MANUSCRITOS II

A porta

 

De todos os lugares do mosteiro, a biblioteca sempre foi o meu preferido. Escolher um dos inúmeros títulos disponíveis, se acomodar em uma de suas confortáveis poltronas e dividir a atenção entre as letras e a maravilhosa paisagem das montanhas, proporcionada pelas enormes janelas, permitem momentos de pura magia. Muitas vezes encontrei o Velho, como carinhosamente chamávamos o monge mais antigo da Ordem, em algum canto, encantado pela leitura ou em viagem profunda nos mares da reflexão. Nesse dia, eu tinha acabado de escolher um livro quando percebi que ele me observava. Arqueou as sobrancelhas querendo saber qual eu escolhera. Mostrei a capa e ele sorriu em aprovação. Era uma coletânea de palestras ministradas por Yogananda. Aproveitei que havia uma poltrona vaga ao seu lado e me sentei. Perguntei o que ele lia. O monge respondeu em um sussurro: “O Sermão da Montanha”. Certa vez, ele tinha me revelado que lia esse pequeno texto todos os dias antes de iniciar qualquer outra leitura, porém não imaginava que ele falava em sentido literal. Diante da minha expressão de surpresa, o Velho falou: “As letras do Sermão são vivas e sempre me trazem ensinamentos sem fim”. Eu já o tinha lido várias vezes e perguntei sobre qual trecho o monge meditava. Ele disse com a sua voz suave: “Aquela parte que diz que ‘estreita é a porta e apertado o caminho da vida. Raros são os que o encontram’”. Eu disse que sabia do que se tratava e me adiantei para mostrar toda a erudição que pensava ter. Falei que aquele capítulo tinha a função de orientar sobre o cuidado para não insistirmos nas estradas largas da perdição. Acrescentei que não encontrava maiores dificuldades em sua interpretação, bastava que fôssemos sempre honestos. Simples assim. O Velho me ofereceu um doce sorriso de agradecimento em resposta e voltou a se concentrar na leitura e em seus pensamentos. Fiquei orgulhoso de mim.

Passados alguns dias, tornei a encontrar o Velho. Eu estava irritadíssimo. Uma discórdia familiar sobre a repartição da herança deixada por um familiar vinha causando estranheza entre pessoas que conviveram por toda uma vida e, aparentemente, se amavam e se respeitavam. Parecia que eu não conhecia mais ninguém. Me ofereceram propostas de divisão que eram absurdas, sob alegações e fundamentos tão tortuosos que beiravam ao ridículo.
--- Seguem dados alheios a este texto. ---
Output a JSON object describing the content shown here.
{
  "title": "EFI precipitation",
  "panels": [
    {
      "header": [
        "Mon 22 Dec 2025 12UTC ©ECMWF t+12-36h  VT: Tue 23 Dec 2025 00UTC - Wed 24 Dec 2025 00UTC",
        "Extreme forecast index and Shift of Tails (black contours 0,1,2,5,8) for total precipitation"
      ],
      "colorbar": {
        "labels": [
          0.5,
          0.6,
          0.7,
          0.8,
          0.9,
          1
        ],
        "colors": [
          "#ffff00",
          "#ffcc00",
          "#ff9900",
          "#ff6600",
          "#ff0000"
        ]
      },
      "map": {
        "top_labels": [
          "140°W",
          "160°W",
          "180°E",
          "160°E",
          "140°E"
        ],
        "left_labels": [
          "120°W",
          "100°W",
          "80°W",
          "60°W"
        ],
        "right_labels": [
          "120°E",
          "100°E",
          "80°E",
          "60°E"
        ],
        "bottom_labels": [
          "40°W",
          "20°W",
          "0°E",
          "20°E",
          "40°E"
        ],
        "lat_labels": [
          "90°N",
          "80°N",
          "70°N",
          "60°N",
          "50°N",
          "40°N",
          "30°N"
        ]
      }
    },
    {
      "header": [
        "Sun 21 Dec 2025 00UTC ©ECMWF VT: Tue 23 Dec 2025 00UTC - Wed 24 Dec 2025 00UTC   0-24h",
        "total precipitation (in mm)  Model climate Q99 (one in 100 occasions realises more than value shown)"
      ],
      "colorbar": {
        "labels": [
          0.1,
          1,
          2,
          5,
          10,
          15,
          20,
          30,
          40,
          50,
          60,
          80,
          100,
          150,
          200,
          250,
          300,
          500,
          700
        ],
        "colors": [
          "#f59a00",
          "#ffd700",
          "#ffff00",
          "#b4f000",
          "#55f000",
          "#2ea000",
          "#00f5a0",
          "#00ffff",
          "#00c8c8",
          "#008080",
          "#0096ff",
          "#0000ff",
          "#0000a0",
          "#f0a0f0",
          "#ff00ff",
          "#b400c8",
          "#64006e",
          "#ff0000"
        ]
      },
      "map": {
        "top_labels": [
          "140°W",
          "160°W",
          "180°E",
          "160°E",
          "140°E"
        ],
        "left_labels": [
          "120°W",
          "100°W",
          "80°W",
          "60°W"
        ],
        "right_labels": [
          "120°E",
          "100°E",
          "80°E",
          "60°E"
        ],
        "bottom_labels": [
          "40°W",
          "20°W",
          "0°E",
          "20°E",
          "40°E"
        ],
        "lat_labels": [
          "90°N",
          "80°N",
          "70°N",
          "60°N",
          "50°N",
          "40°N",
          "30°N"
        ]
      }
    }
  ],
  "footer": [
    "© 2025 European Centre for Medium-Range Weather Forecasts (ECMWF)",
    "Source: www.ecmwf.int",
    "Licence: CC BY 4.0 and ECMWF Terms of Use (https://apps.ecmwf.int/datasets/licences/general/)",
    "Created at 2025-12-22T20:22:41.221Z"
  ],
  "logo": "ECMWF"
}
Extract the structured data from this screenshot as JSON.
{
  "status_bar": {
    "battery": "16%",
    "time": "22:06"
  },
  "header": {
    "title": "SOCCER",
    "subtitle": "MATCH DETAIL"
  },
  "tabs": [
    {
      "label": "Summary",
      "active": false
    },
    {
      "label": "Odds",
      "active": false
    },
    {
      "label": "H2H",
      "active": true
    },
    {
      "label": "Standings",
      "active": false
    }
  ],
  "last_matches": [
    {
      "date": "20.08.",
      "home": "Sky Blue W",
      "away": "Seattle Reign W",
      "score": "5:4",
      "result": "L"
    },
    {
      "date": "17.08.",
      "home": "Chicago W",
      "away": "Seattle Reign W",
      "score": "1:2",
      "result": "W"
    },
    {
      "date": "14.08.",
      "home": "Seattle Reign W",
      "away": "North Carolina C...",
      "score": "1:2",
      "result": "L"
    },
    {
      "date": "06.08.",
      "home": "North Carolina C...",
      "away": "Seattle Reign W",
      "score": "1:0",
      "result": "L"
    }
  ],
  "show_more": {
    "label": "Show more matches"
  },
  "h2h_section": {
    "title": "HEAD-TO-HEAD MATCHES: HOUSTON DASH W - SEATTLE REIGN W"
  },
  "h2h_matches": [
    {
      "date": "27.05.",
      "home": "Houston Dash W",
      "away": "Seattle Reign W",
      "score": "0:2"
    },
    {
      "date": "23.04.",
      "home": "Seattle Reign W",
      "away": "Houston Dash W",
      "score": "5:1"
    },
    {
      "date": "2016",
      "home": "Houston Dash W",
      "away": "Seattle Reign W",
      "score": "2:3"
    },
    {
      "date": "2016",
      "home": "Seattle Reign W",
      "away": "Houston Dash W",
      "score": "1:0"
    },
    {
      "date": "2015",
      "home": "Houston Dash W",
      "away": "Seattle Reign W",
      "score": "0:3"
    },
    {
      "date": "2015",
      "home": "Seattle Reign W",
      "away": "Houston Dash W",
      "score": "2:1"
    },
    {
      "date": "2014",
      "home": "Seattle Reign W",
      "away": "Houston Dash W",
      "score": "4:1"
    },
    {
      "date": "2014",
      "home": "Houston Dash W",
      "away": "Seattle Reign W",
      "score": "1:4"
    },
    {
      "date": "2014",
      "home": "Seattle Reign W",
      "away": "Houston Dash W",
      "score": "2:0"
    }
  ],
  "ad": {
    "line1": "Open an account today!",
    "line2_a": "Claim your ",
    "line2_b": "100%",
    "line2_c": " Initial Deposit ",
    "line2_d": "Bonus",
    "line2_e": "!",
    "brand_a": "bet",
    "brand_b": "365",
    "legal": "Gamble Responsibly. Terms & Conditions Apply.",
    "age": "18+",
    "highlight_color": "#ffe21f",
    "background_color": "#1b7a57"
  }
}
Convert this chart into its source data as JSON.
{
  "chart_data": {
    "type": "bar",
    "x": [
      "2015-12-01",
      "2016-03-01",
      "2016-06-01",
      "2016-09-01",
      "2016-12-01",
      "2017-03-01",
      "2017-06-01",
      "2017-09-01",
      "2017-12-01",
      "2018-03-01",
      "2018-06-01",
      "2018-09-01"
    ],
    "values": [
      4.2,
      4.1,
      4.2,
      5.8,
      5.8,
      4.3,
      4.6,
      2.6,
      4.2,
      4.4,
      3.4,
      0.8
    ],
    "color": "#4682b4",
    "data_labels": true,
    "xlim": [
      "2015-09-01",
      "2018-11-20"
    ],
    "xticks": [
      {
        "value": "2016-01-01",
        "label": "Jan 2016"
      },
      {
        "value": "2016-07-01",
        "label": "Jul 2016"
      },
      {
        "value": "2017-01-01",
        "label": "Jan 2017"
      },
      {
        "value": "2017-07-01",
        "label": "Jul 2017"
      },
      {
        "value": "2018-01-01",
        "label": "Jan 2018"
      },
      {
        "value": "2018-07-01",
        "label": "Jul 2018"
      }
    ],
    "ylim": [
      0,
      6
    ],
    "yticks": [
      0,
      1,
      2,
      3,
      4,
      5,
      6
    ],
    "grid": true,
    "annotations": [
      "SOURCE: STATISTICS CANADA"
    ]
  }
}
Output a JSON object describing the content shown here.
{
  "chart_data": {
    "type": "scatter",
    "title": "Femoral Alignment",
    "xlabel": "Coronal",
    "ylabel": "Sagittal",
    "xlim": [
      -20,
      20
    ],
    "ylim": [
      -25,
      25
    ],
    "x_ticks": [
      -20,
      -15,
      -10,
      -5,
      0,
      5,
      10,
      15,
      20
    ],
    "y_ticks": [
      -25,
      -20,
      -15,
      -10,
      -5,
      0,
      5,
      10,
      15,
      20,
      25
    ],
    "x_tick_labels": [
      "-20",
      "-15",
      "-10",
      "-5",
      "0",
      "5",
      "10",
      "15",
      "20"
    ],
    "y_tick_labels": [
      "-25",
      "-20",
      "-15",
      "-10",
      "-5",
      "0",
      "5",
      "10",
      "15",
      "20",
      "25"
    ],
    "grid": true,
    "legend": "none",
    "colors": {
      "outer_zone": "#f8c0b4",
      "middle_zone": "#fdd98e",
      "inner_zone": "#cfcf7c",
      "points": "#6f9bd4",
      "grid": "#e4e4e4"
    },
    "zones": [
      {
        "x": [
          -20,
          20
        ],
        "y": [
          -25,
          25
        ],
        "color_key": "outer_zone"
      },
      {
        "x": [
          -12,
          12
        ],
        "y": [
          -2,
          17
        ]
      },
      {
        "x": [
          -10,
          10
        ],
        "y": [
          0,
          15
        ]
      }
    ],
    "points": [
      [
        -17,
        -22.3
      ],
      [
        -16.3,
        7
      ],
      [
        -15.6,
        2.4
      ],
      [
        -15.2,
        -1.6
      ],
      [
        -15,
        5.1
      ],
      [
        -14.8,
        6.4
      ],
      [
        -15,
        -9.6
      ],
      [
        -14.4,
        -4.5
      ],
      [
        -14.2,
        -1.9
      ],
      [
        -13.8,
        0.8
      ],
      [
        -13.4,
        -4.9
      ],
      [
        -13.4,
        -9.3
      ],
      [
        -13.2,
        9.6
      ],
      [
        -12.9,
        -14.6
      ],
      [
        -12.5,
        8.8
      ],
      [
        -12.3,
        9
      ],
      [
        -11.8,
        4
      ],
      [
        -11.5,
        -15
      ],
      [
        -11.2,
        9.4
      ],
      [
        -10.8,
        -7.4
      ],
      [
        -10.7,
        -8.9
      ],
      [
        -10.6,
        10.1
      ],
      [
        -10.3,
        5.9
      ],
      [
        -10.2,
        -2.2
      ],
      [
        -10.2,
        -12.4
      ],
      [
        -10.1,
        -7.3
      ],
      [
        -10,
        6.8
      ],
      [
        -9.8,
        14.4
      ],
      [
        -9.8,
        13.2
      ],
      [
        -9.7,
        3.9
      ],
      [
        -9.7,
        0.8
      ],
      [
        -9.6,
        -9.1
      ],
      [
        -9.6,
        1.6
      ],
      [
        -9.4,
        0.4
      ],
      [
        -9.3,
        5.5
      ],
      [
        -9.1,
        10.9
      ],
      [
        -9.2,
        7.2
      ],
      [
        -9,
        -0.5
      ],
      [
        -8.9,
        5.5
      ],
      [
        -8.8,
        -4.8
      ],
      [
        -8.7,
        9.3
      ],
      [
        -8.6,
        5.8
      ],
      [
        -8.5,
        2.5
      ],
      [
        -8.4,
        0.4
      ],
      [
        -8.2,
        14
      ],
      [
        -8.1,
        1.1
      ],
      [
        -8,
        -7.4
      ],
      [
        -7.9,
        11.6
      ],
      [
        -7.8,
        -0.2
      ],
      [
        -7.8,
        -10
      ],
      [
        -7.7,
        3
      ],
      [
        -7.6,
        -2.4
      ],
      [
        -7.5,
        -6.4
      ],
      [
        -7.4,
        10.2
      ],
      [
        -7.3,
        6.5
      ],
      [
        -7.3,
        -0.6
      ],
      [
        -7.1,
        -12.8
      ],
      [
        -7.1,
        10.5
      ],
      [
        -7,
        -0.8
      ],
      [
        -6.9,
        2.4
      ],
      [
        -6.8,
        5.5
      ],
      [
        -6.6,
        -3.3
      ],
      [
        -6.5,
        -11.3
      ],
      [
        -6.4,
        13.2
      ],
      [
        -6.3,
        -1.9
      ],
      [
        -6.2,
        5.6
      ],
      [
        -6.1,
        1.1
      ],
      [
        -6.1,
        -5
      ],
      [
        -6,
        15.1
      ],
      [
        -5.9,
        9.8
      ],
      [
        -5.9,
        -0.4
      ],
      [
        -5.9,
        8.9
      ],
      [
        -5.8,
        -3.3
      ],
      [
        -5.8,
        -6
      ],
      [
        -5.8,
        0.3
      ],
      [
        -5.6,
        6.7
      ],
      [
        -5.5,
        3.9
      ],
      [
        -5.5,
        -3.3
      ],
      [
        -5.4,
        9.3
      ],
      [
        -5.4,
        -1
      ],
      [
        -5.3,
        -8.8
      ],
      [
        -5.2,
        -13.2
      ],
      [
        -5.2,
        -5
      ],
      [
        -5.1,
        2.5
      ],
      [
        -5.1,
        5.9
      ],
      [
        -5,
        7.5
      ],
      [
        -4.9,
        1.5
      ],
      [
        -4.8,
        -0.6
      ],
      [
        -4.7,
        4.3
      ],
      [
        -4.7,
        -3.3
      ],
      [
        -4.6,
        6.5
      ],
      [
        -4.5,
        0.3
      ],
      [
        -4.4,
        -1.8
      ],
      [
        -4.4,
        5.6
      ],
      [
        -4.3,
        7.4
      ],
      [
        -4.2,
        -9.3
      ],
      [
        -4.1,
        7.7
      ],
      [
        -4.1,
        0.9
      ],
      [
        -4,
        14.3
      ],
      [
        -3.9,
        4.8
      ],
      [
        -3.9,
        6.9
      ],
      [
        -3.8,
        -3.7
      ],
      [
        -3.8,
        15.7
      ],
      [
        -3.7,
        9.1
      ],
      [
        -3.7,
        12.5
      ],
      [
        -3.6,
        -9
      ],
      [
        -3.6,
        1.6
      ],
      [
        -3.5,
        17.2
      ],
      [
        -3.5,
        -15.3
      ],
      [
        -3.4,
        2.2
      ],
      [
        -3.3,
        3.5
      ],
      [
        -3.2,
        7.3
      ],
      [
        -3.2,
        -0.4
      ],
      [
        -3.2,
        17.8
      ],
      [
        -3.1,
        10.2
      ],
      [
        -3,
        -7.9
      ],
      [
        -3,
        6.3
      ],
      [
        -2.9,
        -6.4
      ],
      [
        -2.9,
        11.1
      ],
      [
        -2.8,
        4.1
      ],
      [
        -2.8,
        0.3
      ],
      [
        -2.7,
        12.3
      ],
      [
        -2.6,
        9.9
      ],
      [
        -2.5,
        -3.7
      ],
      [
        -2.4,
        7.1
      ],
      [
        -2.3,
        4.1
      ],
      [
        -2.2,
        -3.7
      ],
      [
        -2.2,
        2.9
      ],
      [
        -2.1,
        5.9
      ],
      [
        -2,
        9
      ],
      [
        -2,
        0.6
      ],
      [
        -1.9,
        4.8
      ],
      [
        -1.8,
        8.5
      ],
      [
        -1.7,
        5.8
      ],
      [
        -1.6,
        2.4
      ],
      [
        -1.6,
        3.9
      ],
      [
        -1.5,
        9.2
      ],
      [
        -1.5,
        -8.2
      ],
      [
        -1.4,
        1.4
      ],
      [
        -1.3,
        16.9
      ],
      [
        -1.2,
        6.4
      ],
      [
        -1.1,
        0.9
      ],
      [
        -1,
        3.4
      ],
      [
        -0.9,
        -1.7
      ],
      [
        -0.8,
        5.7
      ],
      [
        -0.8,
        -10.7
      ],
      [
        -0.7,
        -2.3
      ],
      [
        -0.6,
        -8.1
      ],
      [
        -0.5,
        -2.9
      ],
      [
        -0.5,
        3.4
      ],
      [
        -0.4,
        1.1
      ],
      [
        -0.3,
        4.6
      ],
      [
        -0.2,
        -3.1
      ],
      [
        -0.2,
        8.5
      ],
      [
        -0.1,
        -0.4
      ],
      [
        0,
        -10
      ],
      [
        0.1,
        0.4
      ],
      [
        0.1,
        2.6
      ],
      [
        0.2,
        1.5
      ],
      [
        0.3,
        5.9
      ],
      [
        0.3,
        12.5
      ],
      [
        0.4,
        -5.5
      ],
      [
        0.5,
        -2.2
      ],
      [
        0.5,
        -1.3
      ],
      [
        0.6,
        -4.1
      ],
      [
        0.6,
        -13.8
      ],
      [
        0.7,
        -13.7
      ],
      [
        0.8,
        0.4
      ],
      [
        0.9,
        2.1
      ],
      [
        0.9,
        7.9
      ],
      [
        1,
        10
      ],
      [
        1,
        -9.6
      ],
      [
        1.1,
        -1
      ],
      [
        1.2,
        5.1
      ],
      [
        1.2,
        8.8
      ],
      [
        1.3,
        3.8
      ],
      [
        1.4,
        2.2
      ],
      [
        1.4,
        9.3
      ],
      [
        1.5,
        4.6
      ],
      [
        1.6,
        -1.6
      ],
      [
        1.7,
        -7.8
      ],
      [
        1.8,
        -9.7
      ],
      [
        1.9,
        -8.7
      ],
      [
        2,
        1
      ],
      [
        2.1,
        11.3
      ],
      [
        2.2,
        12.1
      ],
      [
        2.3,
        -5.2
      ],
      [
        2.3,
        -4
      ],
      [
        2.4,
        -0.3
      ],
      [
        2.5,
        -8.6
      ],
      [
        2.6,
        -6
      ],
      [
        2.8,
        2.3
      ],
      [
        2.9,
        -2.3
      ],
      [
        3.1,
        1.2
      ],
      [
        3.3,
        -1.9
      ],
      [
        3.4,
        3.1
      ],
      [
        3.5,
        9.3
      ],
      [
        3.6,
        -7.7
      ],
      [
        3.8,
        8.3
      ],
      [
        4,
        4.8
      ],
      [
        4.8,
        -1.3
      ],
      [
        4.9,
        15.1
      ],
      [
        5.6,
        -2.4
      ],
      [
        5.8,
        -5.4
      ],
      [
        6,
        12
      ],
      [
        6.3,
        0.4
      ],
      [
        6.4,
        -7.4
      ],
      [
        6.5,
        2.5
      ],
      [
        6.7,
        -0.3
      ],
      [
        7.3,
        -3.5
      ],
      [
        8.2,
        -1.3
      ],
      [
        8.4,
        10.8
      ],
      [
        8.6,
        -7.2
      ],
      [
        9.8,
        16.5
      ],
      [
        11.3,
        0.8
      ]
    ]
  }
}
Porém, era tudo muito sério e eu vislumbrava uma enorme perda financeira. Pedi ao monge um conselho que pudesse suavizar o meu coração da mágoa que sentia. Ele me olhou com bondade e disse: “É hora de atravessar a porta estreita”. Deu uma pausa proposital e disse: “Seja honesto”. Rebati dizendo que eu estava sendo absolutamente honesto, os outros é que eram desonestos comigo. Eles queriam usurpar o que era meu por direito. Esta era a razão do meu sofrimento. O Velho franziu as sobrancelhas e disse: “Se você atravessou a porta ao ser honesto e, além dela, está a estrada da luz, por que o vejo desorientado e com tanta agonia”?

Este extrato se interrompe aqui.